Good Lemonade

The subject of this post is borrowed from a book with the same title. The 1976 book Good Lemonade by Frank Asch and Marie Zimmerman tells the story of Hank who sells lemonade to his friends. Throughout the story we learn that the quality of his lemonade is not so terrific and – no matter how hard he tries to sell and repackage the product – the competing lemonade from his friend Howie sells better.

Hank is convinced that bad tasting lemonade can be salvaged. All he needs is a little advertising and promotion. The moral of the story is clear: no matter how good you package and sell your product – if the quality is no good – people will feel betrayed and turn you down. Likewise, if you have a good product it will stand out – regardless of the marketing campaign. Good lemonade seems to benefit from an invisible hand as customers become fans.

Good Lemonade

Regular readers already know that I gracefully pick up marketing logic in order to recycle the insights on the inside of an organization. If it works for a customer there is a fair chance that it also works for an employee – because neither of them is stupid. In the context of organizational change projects – be it a process re-engineering, an ERP implementation, a merger or a downsizing operation – you will be selling lemonade as well. Only in this case the lemonade is called ‘future state’.
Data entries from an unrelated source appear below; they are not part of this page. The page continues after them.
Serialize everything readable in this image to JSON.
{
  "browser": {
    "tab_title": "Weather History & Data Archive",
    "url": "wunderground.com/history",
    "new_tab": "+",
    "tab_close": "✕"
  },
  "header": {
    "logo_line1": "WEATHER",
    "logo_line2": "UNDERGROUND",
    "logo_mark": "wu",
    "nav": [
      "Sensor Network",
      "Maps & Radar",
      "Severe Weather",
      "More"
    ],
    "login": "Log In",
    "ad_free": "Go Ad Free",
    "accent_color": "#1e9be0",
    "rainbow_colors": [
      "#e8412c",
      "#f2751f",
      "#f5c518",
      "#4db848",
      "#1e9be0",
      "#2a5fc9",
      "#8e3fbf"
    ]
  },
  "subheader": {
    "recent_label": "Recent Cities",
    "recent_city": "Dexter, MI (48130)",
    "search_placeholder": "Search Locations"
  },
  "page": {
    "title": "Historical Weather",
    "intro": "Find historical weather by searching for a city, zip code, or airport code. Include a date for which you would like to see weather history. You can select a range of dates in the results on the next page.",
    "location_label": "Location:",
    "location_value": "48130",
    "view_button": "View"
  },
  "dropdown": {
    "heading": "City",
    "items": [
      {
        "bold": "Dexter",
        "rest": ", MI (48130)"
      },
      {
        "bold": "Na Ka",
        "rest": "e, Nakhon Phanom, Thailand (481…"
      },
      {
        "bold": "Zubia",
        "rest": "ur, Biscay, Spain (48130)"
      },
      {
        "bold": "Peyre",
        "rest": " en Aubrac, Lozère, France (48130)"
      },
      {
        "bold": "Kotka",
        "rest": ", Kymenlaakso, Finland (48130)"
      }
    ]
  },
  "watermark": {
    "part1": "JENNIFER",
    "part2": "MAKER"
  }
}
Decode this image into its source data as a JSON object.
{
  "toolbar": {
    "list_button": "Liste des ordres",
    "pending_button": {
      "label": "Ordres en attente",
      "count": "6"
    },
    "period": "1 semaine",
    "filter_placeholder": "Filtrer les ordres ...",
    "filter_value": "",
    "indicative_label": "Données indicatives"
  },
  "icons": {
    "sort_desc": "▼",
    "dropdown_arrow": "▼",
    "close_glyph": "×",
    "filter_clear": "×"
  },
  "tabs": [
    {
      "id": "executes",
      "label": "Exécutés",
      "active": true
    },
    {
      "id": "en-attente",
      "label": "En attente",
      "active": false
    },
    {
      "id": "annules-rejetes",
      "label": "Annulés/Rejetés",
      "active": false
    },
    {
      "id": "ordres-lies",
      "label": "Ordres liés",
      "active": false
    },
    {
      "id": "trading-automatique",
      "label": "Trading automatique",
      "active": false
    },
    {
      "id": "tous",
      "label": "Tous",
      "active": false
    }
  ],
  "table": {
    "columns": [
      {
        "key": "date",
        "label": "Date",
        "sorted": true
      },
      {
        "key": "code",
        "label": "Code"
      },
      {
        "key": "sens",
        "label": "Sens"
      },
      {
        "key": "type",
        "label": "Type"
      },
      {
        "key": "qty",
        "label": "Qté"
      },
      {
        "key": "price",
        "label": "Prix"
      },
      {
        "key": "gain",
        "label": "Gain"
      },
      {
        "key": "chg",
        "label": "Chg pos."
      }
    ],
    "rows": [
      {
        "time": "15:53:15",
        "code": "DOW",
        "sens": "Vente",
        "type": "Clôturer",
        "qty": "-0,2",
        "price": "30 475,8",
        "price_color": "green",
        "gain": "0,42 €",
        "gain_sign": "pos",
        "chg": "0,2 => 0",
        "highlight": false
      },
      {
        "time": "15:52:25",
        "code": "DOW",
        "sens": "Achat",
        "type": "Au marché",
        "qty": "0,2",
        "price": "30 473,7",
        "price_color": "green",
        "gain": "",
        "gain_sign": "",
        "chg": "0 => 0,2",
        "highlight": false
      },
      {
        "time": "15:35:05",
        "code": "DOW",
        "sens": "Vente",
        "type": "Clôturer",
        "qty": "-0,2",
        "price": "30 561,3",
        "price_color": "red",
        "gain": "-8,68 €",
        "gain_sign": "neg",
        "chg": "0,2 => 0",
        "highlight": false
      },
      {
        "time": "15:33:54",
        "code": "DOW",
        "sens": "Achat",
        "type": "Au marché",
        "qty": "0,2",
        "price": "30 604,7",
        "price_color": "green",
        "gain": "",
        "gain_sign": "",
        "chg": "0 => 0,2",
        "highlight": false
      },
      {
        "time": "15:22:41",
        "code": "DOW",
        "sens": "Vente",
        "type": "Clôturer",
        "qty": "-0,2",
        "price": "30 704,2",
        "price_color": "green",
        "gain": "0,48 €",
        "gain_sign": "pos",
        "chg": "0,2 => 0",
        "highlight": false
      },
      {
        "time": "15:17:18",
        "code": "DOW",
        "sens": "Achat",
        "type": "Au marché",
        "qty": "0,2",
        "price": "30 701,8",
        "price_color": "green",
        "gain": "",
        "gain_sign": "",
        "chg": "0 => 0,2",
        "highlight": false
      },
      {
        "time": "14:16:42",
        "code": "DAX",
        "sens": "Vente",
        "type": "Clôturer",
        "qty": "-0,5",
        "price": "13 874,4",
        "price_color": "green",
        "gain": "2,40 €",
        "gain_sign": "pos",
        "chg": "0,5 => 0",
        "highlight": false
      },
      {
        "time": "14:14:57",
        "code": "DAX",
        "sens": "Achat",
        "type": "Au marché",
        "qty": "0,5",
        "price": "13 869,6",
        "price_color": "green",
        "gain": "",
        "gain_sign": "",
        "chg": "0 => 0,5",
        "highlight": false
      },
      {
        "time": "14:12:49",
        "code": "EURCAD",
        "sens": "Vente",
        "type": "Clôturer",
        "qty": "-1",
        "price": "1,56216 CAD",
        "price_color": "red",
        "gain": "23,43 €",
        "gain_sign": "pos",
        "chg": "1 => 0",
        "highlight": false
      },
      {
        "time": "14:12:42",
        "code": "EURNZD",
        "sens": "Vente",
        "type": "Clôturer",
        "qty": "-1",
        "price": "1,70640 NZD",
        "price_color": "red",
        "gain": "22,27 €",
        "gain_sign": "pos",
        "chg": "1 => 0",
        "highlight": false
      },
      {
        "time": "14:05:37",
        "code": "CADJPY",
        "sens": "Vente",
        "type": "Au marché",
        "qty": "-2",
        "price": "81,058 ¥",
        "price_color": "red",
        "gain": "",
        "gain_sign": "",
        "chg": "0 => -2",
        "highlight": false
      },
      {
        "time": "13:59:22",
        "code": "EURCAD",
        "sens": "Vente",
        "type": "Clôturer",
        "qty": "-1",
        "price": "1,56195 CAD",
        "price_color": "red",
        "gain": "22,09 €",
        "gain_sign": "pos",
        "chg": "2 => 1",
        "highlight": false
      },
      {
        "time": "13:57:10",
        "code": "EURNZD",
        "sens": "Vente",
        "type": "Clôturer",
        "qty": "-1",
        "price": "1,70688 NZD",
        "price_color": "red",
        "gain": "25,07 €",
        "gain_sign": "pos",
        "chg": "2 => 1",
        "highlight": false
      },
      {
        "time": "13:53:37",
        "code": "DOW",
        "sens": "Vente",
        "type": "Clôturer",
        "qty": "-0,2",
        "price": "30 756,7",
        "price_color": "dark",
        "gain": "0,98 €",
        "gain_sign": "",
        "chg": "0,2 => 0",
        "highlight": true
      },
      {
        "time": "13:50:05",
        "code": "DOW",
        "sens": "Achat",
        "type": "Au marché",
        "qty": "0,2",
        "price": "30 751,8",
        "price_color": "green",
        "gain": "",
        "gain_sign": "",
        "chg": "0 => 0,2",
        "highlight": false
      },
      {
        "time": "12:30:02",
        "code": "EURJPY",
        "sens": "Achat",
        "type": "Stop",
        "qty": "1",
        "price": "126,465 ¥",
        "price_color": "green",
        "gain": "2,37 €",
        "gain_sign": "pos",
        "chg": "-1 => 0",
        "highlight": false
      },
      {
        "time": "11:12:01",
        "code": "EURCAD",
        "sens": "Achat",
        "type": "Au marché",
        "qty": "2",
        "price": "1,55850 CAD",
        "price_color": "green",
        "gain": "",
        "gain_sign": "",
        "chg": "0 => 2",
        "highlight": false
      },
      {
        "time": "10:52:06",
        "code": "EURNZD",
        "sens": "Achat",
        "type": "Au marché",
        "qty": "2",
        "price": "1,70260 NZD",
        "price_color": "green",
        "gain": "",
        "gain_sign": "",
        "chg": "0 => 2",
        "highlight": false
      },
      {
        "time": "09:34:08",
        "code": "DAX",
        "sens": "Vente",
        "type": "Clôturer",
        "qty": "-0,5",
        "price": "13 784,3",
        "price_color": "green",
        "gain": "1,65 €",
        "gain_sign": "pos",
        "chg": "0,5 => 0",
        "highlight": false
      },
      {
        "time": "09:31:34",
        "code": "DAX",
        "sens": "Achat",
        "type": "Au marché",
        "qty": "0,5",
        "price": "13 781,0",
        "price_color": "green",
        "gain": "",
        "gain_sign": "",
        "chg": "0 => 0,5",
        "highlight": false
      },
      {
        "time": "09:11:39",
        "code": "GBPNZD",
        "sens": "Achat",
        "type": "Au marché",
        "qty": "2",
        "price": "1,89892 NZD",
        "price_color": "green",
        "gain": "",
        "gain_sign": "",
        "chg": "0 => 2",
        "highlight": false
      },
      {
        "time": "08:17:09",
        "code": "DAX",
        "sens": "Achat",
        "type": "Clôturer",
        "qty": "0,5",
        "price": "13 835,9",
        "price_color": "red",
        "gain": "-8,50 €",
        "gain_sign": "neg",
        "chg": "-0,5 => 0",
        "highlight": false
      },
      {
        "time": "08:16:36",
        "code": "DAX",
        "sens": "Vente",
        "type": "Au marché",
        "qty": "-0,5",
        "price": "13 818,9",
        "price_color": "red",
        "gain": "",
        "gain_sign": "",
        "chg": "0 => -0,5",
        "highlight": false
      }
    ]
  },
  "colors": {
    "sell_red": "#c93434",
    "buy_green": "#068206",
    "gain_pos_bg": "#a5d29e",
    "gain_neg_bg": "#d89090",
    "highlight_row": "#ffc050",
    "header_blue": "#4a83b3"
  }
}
Resistance to organizational change is the way lemonade buyers come to your market. If your lemonade is of good quality an invisible hand will be there to help you. However, if the opposite is true, no matter how hard you try, people will just see trough your phony slideshows, social media campaigns, posters, advertising, newsletters, training and management speak.

In business bad lemonade is not bought and you go out of market, period. In organizational change we tend to ‘be right’ instead of ‘in relationship’ when the lemonade is bad so we push the initiative so hard that the resistance goes underground. Unlike customers, employees have no other choice than to buy your bad lemonade. That is where stinking indifference starts – sucking every last drop of energy out of your people.

The moral of this article: don’t abuse change management activities to repackage and advertise bad lemonade. If the lemonade is bad, be straight about it. Work on the lemonade instead of accusing the buyers. Use change management activities to bring about involvement and participation that triggers an invisible hand.